The Old Broad rambled on about talking to the whales every day for the last twenty-five years, about how she'd known Nate and Clay and Cliff when they first came to the island and how young and stupid they were then, and how that had changed, as now they weren't that young anymore. She talked about what a thoughtful and considerate man Nate was, but how, if he hadn't been so absentminded, he might have found a decent woman to love him, and how she didn't know where he was, but if he didn't get his bottom back to Maui soon, she would twist his ear off when she saw him. And then she sat down to resounding silence and tittering pity, and everyone looked at Clay, who looked at a ceiling fan.
After a long, awkward minute, when the Unity minister had to head-fake to the podium a couple of times, as if he would have to call a conclusion to the service, Gilbert Box — the Count — got up. He wasn't wearing his hat for once, but he still wore his giant wraparound sunglasses, and without the balance of the giant hat, the glasses atop his angular frame made him appear insectlike, a particularly pale praying mantis in khakis. He adjusted the microphone, cleared his throat with great pomp, and said, "I never liked Nathan Quinn…" And everyone waited for the "but," but it never came. Gilbert Box nodded to the crowd and sat back down. Gilbert's grommets applauded.
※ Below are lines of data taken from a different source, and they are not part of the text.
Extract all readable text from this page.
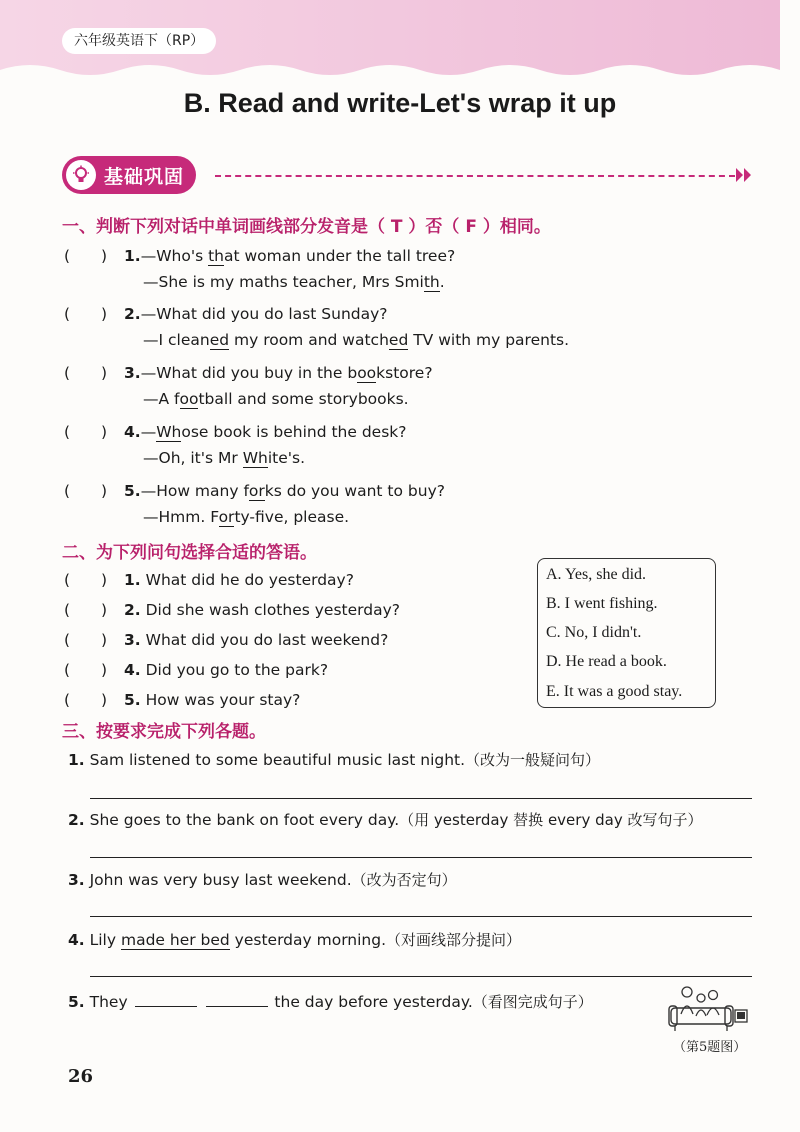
六年级英语下（RP）
B. Read and write-Let's wrap it up
基础巩固
一、判断下列对话中单词画线部分发音是（ T ）否（ F ）相同。
(　　) 1.—Who's that woman under the tall tree?
—She is my maths teacher, Mrs Smith.
(　　) 2.—What did you do last Sunday?
—I cleaned my room and watched TV with my parents.
(　　) 3.—What did you buy in the bookstore?
—A football and some storybooks.
(　　) 4.—Whose book is behind the desk?
—Oh, it's Mr White's.
(　　) 5.—How many forks do you want to buy?
—Hmm. Forty-five, please.
二、为下列问句选择合适的答语。
(　　) 1. What did he do yesterday?
(　　) 2. Did she wash clothes yesterday?
(　　) 3. What did you do last weekend?
(　　) 4. Did you go to the park?
(　　) 5. How was your stay?
A. Yes, she did.
B. I went fishing.
C. No, I didn't.
D. He read a book.
E. It was a good stay.
三、按要求完成下列各题。
1. Sam listened to some beautiful music last night.（改为一般疑问句）
2. She goes to the bank on foot every day.（用 yesterday 替换 every day 改写句子）
3. John was very busy last weekend.（改为否定句）
4. Lily made her bed yesterday morning.（对画线部分提问）
5. They	the day before yesterday.（看图完成句子）
（第5题图）
26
Cliff Hyland spoke next, talking for ten minutes about what a great guy and fine researcher Nate was. Then Libby actually went forward and spoke at length about Nate's Canadianness and how he had once defended the Great Seal of British Columbia as being superior to all the other provincial seals in that it depicted a moose and a ram smoking a hookah, showing a spirit of cooperation and tolerance, while Ontario's seal depicted a moose and an elk trying to eat a bear, and Saskatchewan's showed a moose and a lion setting fire to a fondue pot — both of which clearly exploited the innate Canadian fear of moose — and the seal of Quebec depicted a woman in a toga flashing one of her boobs at a lion, which was just fucking French. He'd named all the provinces and their seals, but those were the ones Libby could remember. Then Libby sniffled and sat down.